Translation: There's nothing here that really needs to be illegal; and we do not expect this to be enforced regularly or equitably. We just want to be able to declare as criminal anyone we take a disliking to, or who doesn't bend over for us on demand.

Comment Re:Misleading Title (Score 1) 342 342

"...officials believe that human error was to blame for the incident, rather than a problem with the robot."

Of course officials at the factory are going to suggest that first... because they're liable for mistakes of the robot, but not for mistakes of the worker. This is standard boilerplate and counts for nothing. Only a proper investigation can determine the truth. More 1%-vs-the-rest, really.

Comment Re:What is the purpose of regulation? (Score 1) 668 668

Are the words of Bernie Madoff credible? Is the whole point not that he's a liar proven demonstrably to all rational people? Who cares if he's got some rationalization for hurting people. The rules of our society shouldn't be written by and for sociopathic personalities.

Comment Re:Snake oil is everywhere (Score 5, Insightful) 668 668

"The prior shows a logical certainty, the latter [absence of evidence] is rationalization."

No, the latter is not mere rationalization; it is a logical use of limited resources (like time and money).

People can come up with a billion crazy theories or stories. We don't have time to test all of them or start using all of them by default. Hence, the responsibility falls upon the story-teller or seller to do the test and present evidence before anyone else gives them attention, time, or money in return. That's not rationalization -- it's simply rational.

As I say in my statistics classes: "The null hypothesis gets the benefit of the doubt; the alternative hypothesis has the burden of proof". (Or as Wikipedia puts it: "Rejecting or disproving the null hypothesis... is a central task in the modern practice of science, and gives a precise sense in which a claim is capable of being proven false. The null hypothesis is generally assumed to be true until evidence indicates otherwise.").

https://en.wikipedia.org/wiki/Null_hypothesis

Comment Nads N. Nads (Score 5, Informative) 290 290

The writer, Nadia Drake (as listed in the byline at Wired.com), doesn't explicate until almost the end of the article: it's not that FB is misinterpreting her actual name as overly exotic, nor is she using a stage or business name, but her account is registered as "Nads N. Nads". She justifies this by saying that her friends commonly call her "Nads" for short and that she also wants to avoid a stalker. That might be justified, but the fact that she buries it near the end of the article, after a whole bunch of support for actual minority and Native American names, makes it feel just a bit self-serving. I would argue that proper journalistic practice would be to front-load this information in the first or second paragraph.

Comment Re:Idiot (Score 1) 1067 1067

The major difference here is that in the first scenario the water stops in the sink, while in the second scenario it doesn't (so no division actually occurred).
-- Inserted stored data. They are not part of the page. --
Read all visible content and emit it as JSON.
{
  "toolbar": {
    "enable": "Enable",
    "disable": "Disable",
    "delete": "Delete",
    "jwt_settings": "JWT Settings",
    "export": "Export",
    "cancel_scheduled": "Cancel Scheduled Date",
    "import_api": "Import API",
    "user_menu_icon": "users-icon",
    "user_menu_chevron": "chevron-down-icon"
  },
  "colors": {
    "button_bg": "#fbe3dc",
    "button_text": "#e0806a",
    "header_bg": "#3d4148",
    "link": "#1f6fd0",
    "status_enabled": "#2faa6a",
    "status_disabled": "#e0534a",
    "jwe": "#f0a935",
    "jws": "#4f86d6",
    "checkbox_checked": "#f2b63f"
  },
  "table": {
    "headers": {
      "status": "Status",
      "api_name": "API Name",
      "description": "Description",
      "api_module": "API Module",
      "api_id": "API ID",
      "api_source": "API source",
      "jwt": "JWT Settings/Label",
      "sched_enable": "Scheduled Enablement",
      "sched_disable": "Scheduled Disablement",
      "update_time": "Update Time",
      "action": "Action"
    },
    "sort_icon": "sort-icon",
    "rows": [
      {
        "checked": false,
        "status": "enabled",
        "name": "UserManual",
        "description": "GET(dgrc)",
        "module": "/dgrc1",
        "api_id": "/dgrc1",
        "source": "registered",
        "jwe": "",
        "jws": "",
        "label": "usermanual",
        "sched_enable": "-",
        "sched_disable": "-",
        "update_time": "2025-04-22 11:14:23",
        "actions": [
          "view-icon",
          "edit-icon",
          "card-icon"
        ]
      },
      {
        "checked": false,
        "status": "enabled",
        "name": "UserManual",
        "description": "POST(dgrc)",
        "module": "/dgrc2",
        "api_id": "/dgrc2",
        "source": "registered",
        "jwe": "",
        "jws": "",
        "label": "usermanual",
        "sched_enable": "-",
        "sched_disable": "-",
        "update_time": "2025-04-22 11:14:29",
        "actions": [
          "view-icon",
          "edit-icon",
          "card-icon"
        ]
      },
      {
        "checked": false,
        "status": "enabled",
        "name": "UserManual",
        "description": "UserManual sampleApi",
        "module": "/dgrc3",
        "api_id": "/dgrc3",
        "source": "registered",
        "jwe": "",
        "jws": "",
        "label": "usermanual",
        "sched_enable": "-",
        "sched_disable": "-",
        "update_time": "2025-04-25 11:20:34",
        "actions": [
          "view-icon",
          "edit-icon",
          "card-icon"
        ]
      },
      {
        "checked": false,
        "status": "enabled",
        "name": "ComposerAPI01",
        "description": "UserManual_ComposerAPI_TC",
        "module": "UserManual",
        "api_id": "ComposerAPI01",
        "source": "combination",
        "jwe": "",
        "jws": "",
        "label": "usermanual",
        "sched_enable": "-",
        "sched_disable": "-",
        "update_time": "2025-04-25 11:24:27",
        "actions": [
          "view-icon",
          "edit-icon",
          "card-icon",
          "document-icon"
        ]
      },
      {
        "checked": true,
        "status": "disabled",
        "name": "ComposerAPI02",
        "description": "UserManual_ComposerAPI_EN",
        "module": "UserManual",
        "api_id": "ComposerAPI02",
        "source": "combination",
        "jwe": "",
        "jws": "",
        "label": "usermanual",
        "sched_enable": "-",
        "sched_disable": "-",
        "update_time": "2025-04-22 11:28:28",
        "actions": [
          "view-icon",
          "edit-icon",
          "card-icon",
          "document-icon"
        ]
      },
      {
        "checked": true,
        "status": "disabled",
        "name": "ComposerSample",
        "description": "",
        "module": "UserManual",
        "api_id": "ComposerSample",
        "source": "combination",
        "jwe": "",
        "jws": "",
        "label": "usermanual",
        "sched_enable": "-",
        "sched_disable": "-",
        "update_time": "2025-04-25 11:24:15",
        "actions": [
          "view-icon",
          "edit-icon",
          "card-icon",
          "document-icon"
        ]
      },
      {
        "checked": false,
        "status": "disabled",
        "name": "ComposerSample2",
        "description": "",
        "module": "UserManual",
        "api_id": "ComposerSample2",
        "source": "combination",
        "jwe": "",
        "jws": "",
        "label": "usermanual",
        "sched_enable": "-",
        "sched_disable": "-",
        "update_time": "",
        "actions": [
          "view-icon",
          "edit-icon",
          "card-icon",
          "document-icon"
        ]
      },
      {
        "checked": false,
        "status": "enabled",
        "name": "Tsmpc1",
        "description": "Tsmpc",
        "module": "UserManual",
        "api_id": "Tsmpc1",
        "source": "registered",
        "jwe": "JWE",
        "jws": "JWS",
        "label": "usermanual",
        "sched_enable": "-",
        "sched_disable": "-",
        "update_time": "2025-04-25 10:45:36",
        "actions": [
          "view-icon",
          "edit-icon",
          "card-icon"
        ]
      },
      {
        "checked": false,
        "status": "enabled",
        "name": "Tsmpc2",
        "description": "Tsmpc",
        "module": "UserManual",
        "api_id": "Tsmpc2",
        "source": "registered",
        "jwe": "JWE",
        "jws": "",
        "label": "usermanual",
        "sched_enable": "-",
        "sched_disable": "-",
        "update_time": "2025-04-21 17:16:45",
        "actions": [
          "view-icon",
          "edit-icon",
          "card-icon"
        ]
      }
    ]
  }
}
Every scenario you can think of will have this same problem; in your second version the material will have not been consumed, and you'll be in a situation of still needing to deal with it or pass it on, which is totally unlike the first case.

Reflect on why this is literally called an "overflow" error.

Comment Re:x/0 does not equal 0. (Score 1) 1067 1067

There is a system called the extended real number line which does in fact have +INF and -INF as usable values. As you expect, division by zero is still undefined even in that situation.

https://en.wikipedia.org/wiki/Extended_real_number_line

On the other hand, there is an extended complex plane (Reimann sphere) with a single added "point at infinity" for which one can consistently define 1/0 = INF. But this is not the same as any standard computer number format, of course.